In a new study, data from ice cores collected from Greenland, Antarctica and various tropical mountains were compared to climate model simulations made of the Holocene, a geologic era that began about 11,700 years ago. Natural data and climate simulations of this time, specifically for Earth's average temperature, have been puzzlingly at odds with each other, most notably in tropical mountains.

Discrepancies in the long-term trend between the model predictions and the natural proxy records have led researchers to call this mismatch the Holocene temperature conundrum.

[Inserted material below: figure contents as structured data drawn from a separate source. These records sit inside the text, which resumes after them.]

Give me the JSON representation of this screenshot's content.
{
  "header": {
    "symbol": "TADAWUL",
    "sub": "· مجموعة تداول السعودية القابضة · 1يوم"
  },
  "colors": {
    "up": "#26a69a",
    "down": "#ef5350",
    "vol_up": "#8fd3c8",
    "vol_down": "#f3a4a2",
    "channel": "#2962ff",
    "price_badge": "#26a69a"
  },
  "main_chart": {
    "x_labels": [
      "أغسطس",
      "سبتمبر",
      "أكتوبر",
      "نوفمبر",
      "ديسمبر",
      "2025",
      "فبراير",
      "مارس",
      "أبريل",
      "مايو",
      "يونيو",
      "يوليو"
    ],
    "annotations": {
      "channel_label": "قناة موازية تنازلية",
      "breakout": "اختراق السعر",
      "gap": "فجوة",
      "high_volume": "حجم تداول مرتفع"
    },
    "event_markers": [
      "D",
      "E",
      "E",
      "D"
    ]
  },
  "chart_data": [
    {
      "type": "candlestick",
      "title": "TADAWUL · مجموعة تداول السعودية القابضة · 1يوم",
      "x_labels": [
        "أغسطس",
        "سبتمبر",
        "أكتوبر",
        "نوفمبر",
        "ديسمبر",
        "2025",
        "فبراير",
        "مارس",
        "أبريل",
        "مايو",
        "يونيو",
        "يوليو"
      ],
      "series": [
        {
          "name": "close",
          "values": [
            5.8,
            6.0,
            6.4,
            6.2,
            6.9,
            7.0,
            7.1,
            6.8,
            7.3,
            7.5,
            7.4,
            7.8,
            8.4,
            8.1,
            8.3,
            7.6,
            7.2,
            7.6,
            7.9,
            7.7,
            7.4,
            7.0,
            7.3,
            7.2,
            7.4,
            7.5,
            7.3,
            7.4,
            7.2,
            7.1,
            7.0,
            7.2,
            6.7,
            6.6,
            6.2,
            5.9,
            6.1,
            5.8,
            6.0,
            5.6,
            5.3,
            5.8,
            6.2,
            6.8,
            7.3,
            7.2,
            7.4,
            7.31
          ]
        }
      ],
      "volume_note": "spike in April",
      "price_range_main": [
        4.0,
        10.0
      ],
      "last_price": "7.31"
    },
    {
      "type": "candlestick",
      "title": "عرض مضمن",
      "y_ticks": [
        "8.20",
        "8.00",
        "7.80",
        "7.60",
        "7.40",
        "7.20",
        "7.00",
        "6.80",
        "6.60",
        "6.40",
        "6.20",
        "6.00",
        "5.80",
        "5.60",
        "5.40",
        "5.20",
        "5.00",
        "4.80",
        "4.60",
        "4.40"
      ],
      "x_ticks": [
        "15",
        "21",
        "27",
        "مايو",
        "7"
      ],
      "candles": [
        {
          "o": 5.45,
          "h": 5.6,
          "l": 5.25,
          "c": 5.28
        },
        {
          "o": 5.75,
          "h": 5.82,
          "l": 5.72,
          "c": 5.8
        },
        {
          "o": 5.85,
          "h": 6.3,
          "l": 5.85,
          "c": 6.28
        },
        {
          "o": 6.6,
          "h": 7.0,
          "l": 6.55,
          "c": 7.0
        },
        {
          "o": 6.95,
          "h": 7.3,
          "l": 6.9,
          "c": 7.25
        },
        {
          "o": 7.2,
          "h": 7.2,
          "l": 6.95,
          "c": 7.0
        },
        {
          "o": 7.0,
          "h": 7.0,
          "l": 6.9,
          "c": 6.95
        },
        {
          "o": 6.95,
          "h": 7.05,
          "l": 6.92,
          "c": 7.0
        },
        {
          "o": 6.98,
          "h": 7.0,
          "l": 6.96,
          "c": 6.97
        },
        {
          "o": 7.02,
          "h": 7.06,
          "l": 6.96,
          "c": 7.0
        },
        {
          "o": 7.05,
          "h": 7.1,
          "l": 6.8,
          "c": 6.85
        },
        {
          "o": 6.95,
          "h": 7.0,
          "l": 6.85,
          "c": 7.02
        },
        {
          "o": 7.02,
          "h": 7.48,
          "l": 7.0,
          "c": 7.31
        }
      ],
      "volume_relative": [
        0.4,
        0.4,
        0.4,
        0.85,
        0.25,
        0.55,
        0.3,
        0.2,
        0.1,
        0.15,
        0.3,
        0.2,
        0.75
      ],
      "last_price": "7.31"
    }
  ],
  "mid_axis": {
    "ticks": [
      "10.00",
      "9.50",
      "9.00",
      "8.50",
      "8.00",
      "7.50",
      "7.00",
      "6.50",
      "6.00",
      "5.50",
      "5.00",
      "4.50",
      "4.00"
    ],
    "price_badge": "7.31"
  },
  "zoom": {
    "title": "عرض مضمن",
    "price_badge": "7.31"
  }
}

Now, using oxygen isotope data from ice cores, researchers found that ice core data and computer models of the Holocene do match when analyzing polar regions like Greenland and Antarctica. However, that is not the case for Earth's tropical mountains, said Yuntao Bao, lead author of the study and a postdoctoral scholar in geography at The Ohio State University.

"Current climate models posit that the planet experienced an early, steady increase in warming throughout the Holocene, but most of the paleoclimate samples suggest that later in the Holocene Earth experienced a global cooling period," said Bao.

The team found that ice core data from tropical mountains like Kilimanjaro in Tanzania and Huascarán in Peru suggest possible cooling by 0.8 to 1.8 degrees Celsius, whereas models suggest a prolonged warming by 1.5 degrees.

These climate variations were driven by orbital forcing, or changes in the Earth-sun orbit that influence the global climate. However, the model-data mismatch over tropical mountains presents a challenge for researchers in explaining the underlying causes of tropical mountain oxygen isotopic ratios and the associated temperature changes during the Holocene. Climate simulations also tend to overlook important factors, such as vegetation and land use, that could have influenced Holocene temperatures, said Bao.

"All models have different kinds of uncertainties," he said. "But by using ice core isotopic data as a guide, we can find a better way to evaluate how good or how bad our climate models are."

The study was recently published in the journal Communications Earth and Environment.

The type of simulation the researchers used to address the conundrum is called the Community Earth System Model, a system that incorporates global details like atmosphere, ocean, land and river runoff components to build precise past and future climate projections.

While scientists are still unclear on why the model fails to explain the mechanisms behind these discrepancies over the tropical mountain areas, the study does note that no single factor, such as global temperature fluctuations or heavy rainfall, could effectively explain these Holocene-era patterns.

Still, putting effort into understanding these issues is well worth it to improve future paleoclimate interpretations, said Lonnie Thompson, co-author of the study and a professor in earth sciences at Ohio State.

"This type of study is extremely important because we're looking at both the shortcomings in the data and the models," he said. "The natural world is very complex, so when you try to capture this and put it into a model, that's a big job."

Most climate models that don't account for feedbacks like land use, vegetation, dust and volcanic emissions aren't as accurate at predicting the natural world, said Thompson. On the other hand, proxy data collected from ice cores are some of the most reproducible types of climate evidence from one century to the next, so paleoclimatologists consider them reliable narrators of Earth's complex history.

"If technology cannot capture these very subtle natural variabilities, then it raises big questions about what its output says for the future," Thompson said.

The study concludes by calling for the paleoclimate community to help refine global climate models and bolster future climate projections, especially during a time when Earth is experiencing rapid biodiversity losses.

"Big breakthroughs in science are going to come along the boundaries of collaboration," said Thompson. "We can work together to tackle these issues."

Co-authors include Zhengyu Liu and Ellen Mosley-Thompson from Ohio State, as well as Lingfeng Wan from Ocean University of China and Jiuyou Lu from Laoshan Laboratory in China. The study was supported by the National Science Foundation and the National Oceanic and Atmospheric Administration.